Rhinology. 2015 Dec;53(4):365-70. doi: 10.4193/Rhino15.010.
Brain areas processing olfactory information exhibit functionally relevant morphological dynamics. This suggests the exploitation of anatomical information in the diagnosis of an olfactory dysfunction. Following previous identifications of olfactory eloquent areas such as the olfactory bulbs and tracts, we focused at a brain-morphology based algorithm for establishing the diagnosis of olfactory loss following brain injury.
Forty-one patients with a history of head trauma dated back 40 ± 39 months, and additional 23 patients without head trauma, were assessed for damages in 11 olfaction-relevant brain areas using magnetic resonance imaging (MRI). Olfactory function was derived from the use of a standardized, reliable and validated olfactory test. An olfactory diagnostic algorithm was derived following classification and regression tree analysis of the brain lesion pattern.

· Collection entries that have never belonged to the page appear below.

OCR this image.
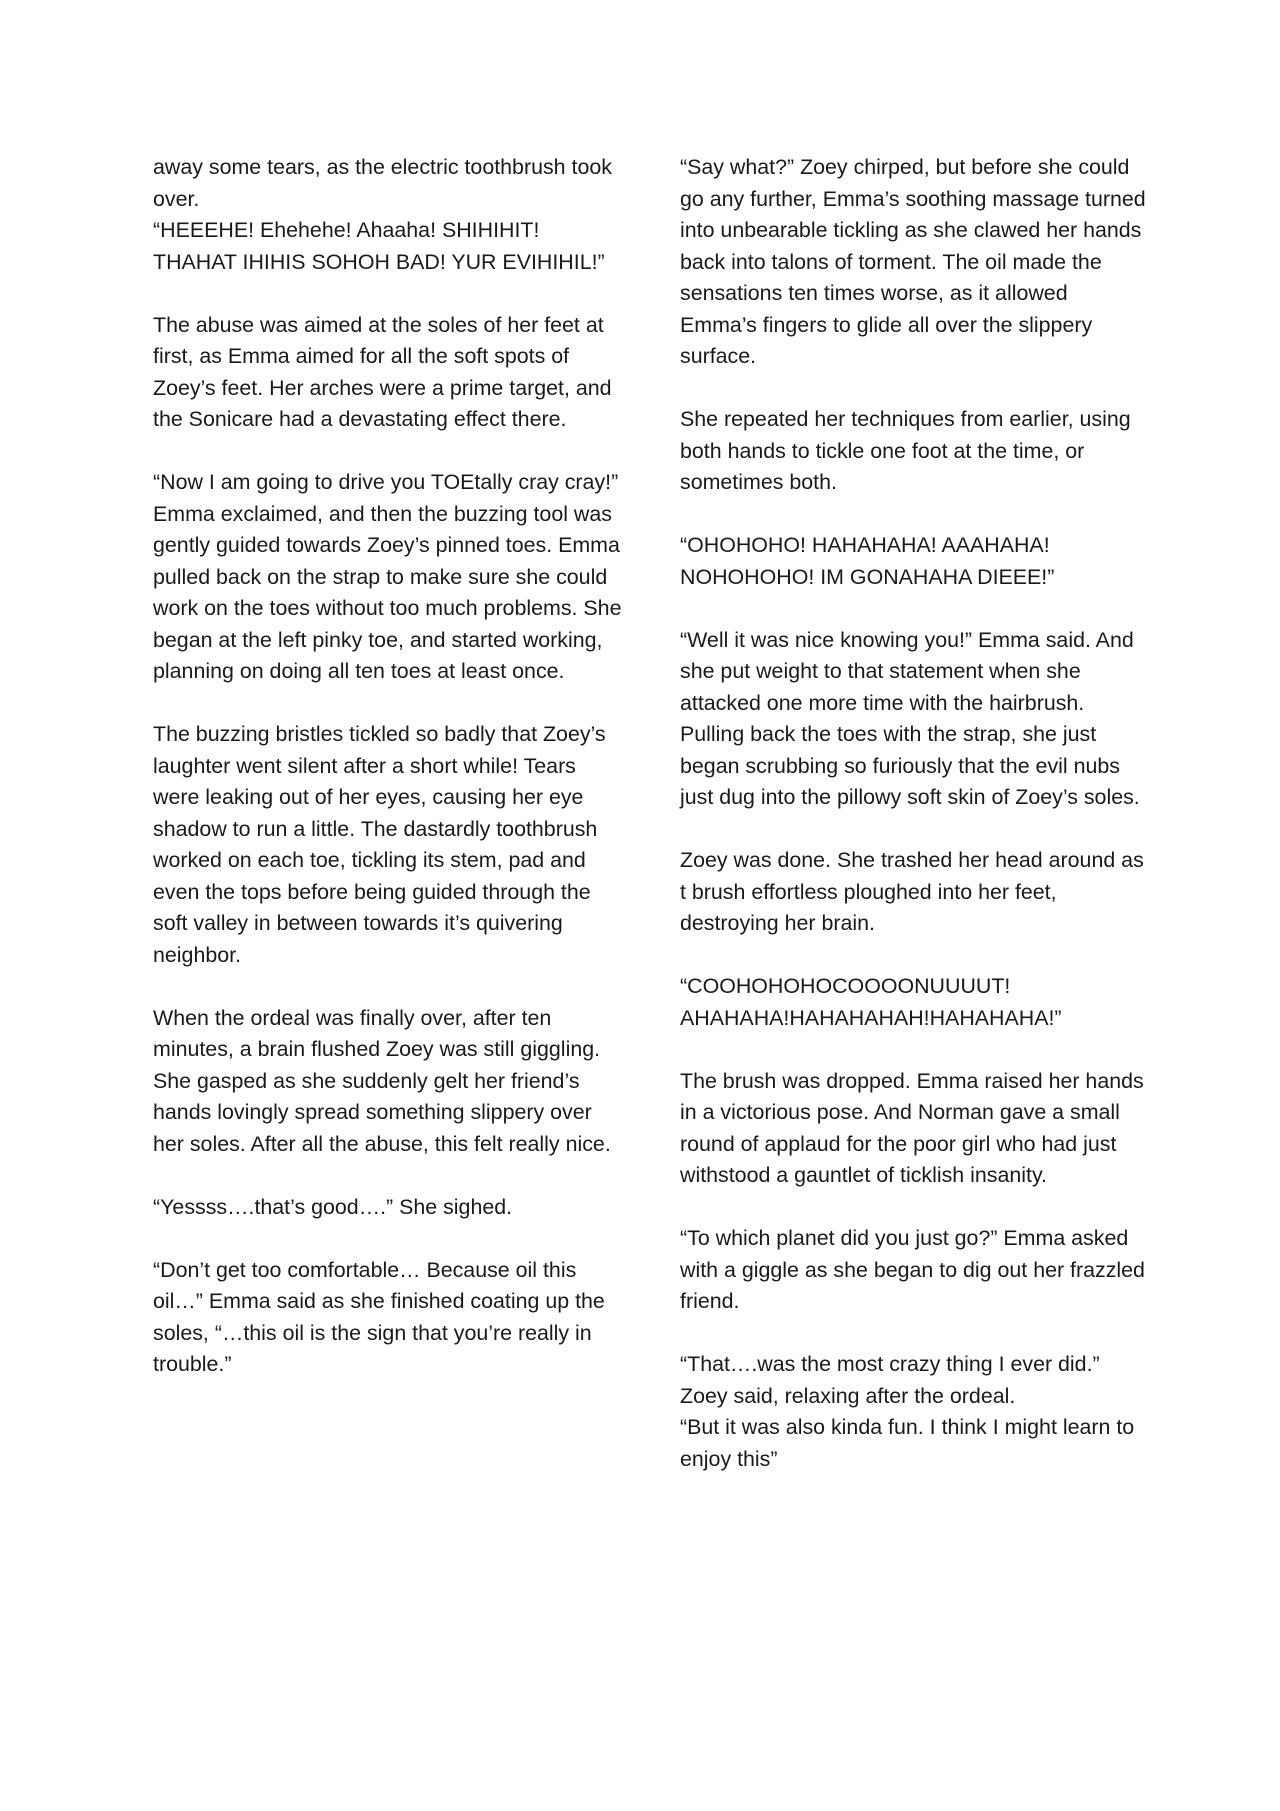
away some tears, as the electric toothbrush took over.

“HEEEHE! Ehehehe! Ahaaha! SHIHIHIT! THAHAT IHIHIS SOHOH BAD! YUR EVIHIHIL!”

The abuse was aimed at the soles of her feet at first, as Emma aimed for all the soft spots of Zoey’s feet. Her arches were a prime target, and the Sonicare had a devastating effect there.

“Now I am going to drive you TOEtally cray cray!” Emma exclaimed, and then the buzzing tool was gently guided towards Zoey’s pinned toes. Emma pulled back on the strap to make sure she could work on the toes without too much problems. She began at the left pinky toe, and started working, planning on doing all ten toes at least once.

The buzzing bristles tickled so badly that Zoey’s laughter went silent after a short while! Tears were leaking out of her eyes, causing her eye shadow to run a little. The dastardly toothbrush worked on each toe, tickling its stem, pad and even the tops before being guided through the soft valley in between towards it’s quivering neighbor.

When the ordeal was finally over, after ten minutes, a brain flushed Zoey was still giggling. She gasped as she suddenly gelt her friend’s hands lovingly spread something slippery over her soles. After all the abuse, this felt really nice.

“Yessss….that’s good….” She sighed.

“Don’t get too comfortable… Because oil this oil…” Emma said as she finished coating up the soles, “…this oil is the sign that you’re really in trouble.”

“Say what?” Zoey chirped, but before she could go any further, Emma’s soothing massage turned into unbearable tickling as she clawed her hands back into talons of torment. The oil made the sensations ten times worse, as it allowed Emma’s fingers to glide all over the slippery surface.

She repeated her techniques from earlier, using both hands to tickle one foot at the time, or sometimes both.

“OHOHOHO! HAHAHAHA! AAAHAHA! NOHOHOHO! IM GONAHAHA DIEEE!”

“Well it was nice knowing you!” Emma said. And she put weight to that statement when she attacked one more time with the hairbrush. Pulling back the toes with the strap, she just began scrubbing so furiously that the evil nubs just dug into the pillowy soft skin of Zoey’s soles.

Zoey was done. She trashed her head around as t brush effortless ploughed into her feet, destroying her brain.

“COOHOHOHOCOOOONUUUUT! AHAHAHA!HAHAHAHAH!HAHAHAHA!”

The brush was dropped. Emma raised her hands in a victorious pose. And Norman gave a small round of applaud for the poor girl who had just withstood a gauntlet of ticklish insanity.

“To which planet did you just go?” Emma asked with a giggle as she began to dig out her frazzled friend.

“That….was the most crazy thing I ever did.” Zoey said, relaxing after the ordeal.

“But it was also kinda fun. I think I might learn to enjoy this”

Subjects were assigned to olfactory diagnoses of anosmia, hyposmia or normosmia. These diagnoses were predictable at an accuracy of 62.3 % from the degree of damage in the olfactory bulb and in the left temporal lobe pole. The main diagnosis algorithm addressed the presence of anosmia, which could be predicted from the degree of damage in these brain areas at an accuracy of 81.3 %.
We independently reproduced previously identified brain regions in which morphological damage is associated with olfactory loss. Based on this reproduction, an algorithm was developed for the diagnosis of anosmia from central-nervous damage. Thus, we introduce a morphological component to the olfactory diagnosis that specifically addresses clinical cases of olfactory loss following head trauma.
处理嗅觉信息的大脑区域表现出功能相关的形态动力学。这表明可以利用解剖学信息来诊断嗅觉功能障碍。在先前确定了嗅觉相关区域(如嗅球和嗅束)之后,我们专注于基于大脑形态的算法,以建立脑损伤后嗅觉丧失的诊断。
对 41 名头部外伤史(40 ± 39 个月)的患者和 23 名无头部外伤史的患者进行了 11 个与嗅觉相关的大脑区域的磁共振成像(MRI)评估。嗅觉功能是通过使用标准化、可靠和验证过的嗅觉测试得出的。采用分类回归树分析大脑损伤模式,得出嗅觉诊断算法。
受试者被分配到嗅觉丧失、嗅觉减退或嗅觉正常的诊断中。这些诊断可以根据嗅球和左侧颞叶极的损伤程度,以 62.3%的准确率进行预测。主要的诊断算法针对的是无嗅觉,可以根据这些大脑区域的损伤程度,以 81.3%的准确率进行预测。
我们独立再现了先前确定的与嗅觉丧失相关的大脑区域。基于这种再现,我们开发了一种从中枢神经系统损伤中诊断无嗅觉的算法。因此,我们为嗅觉诊断引入了形态学成分,专门针对头部外伤后嗅觉丧失的临床病例。